A great deal of the discussion around Senate Bill 202 has focused on its impact on university faculty, potentially the loss of tenure. But, with apologies to my friends in the academy, that is not the most important and most dangerous provision of the bill.
The central revision of current law in SB 202 takes all instances of the phrase cultural diversity and modifies them to read cultural and intellectual diversity. On the face of it, that seems a harmless addition. Who after all could be opposed to intellectual diversity?
But what exactly is the target of this effort to make “intellectual diversity” a central organizing principle, important enough that the state is willing to fire any professor, even those who are tenured, for violating it? It seems likely that it’s about more than freedom of expression for English literature scholars who might differ over the proper translation of Chaucer.
No, SB 202 is clearly intended to limit the ability of educational communities—in this case higher education— to talk about race. The bill is strikingly similar to a bill passed in Florida, SB 266, which ended tenure for university faculty in that state by instituting a five year review for all faculty. The outcome of that review is determined in large part on faculty adherence to the law’s ban on teaching about DEI. SB 202 simply replaces the term DEI with “intellectual diversity.” Politically astute, but also deeply disingenuous.
In early September 2020, Christopher Rufo appeared on Fox News and directly appealed to then President Trump to ban critical race theory from government or government-supported trainings. Since that moment, critical race theory and diversity, equity, and inclusion have been among the top priorities of right-wing legislators across the nation. Like the right-wing campaign against critical race theory, terms like “intellectual diversity” and “hostile learning environment” have been purposefully employed by right wing intellectuals to attack the academy by using “the language that the left has deployed so effectively on behalf of its own agendas.”
Diversity is the target
Proponents of SB 202 and copycat legislation in other states argue that they are protecting the rights of DEI opponents in danger of being silenced in university communities that value diversity. But those who have lost their jobs and been driven from their communities as a result of the anti-DEI campaign have not been opponents of CRT, but advocates for cultural diversity and racial justice.
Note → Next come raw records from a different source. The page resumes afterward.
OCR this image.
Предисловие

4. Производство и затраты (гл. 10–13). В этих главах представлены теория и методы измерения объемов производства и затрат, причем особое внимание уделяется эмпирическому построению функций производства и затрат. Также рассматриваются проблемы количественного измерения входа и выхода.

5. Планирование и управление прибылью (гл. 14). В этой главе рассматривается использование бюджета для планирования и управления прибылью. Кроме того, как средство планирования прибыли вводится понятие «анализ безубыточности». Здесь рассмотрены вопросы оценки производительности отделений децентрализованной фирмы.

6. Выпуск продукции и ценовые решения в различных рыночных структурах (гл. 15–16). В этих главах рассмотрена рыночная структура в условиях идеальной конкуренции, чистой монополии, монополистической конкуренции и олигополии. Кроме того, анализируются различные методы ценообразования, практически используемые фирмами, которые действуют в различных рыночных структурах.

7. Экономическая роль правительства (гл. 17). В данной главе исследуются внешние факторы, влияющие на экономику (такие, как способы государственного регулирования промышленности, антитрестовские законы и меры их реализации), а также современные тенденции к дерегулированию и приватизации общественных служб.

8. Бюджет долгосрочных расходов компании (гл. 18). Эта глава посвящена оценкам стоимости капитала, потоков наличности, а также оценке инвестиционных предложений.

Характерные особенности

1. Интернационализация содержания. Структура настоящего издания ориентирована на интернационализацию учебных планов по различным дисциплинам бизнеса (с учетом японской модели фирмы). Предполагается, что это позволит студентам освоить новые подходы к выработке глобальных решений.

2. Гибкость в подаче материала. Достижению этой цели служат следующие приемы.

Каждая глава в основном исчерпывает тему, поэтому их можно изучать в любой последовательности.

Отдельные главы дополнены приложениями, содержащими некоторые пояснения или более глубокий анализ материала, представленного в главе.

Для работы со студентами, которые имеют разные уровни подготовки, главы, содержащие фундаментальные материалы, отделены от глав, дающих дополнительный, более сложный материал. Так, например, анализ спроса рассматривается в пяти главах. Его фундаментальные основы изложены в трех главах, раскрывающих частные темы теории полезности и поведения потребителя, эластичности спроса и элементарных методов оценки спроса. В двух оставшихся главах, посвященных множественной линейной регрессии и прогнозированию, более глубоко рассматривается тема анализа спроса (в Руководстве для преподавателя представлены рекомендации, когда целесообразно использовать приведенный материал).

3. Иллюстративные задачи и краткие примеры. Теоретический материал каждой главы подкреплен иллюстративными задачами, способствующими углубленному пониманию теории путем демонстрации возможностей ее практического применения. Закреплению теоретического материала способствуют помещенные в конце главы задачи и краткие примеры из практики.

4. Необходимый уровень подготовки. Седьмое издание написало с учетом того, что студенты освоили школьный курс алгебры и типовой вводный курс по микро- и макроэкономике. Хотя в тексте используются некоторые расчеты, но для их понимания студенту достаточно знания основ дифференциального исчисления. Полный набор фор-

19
Superintendents, such as the first Black superintendent in Berkeley County, South Carolina who was fired as part of an anti-CRT campaign by Moms for Liberty backed school board members. James Whitfield, driven from his position as principal of the high school in Colleyville, Texas after he wrote a letter to students opposing systemic racism after George Floyd’s murder. Teachers in states where these bills have passed, who can be stripped of their teaching licenses and see their school lose its accreditation if they speak their mind about racism and discrimination.
Like HB 1138 before it, SB 202 is grounded in an unfortunate tradition of attempting to silence those who speak out against racial injustice. Slaveholders at the Constitutional convention succeeded in removing the words “slave” or “slavery” from the Constitution, and disallowed any attempt to raise the topic in Congress for 20 years. The Rev. Martin Luther King, Jr. was repeatedly jailed and branded a Communist by FBI Director J. Edgar Hoover for the “crime” of challenging the deeply ensconced racism of White America in the 50’s and 60’s.
The code word “intellectual diversity,” like all attempts to silence talk about current or historical racism, is not about the free speech of those who are seeking to erase DEI from college campuses. Those voices, having passed anti-CRT bills in over 20 states across the nation, are in no danger of being silenced. Rather, SB 202 is yet another not-very-transparent attempt on the part of the minority to hide their increasing targeting of marginalized groups in our state and nation — by making it illegal for university educators to talk about historical and current discrimination.
By providing a vehicle for hiding racist actions, SB 202 is itself deeply racist. It would truly be a source of shame for our state if the General Assembly mandates silence about justice, fairness, and equity in higher education in the state of Indiana.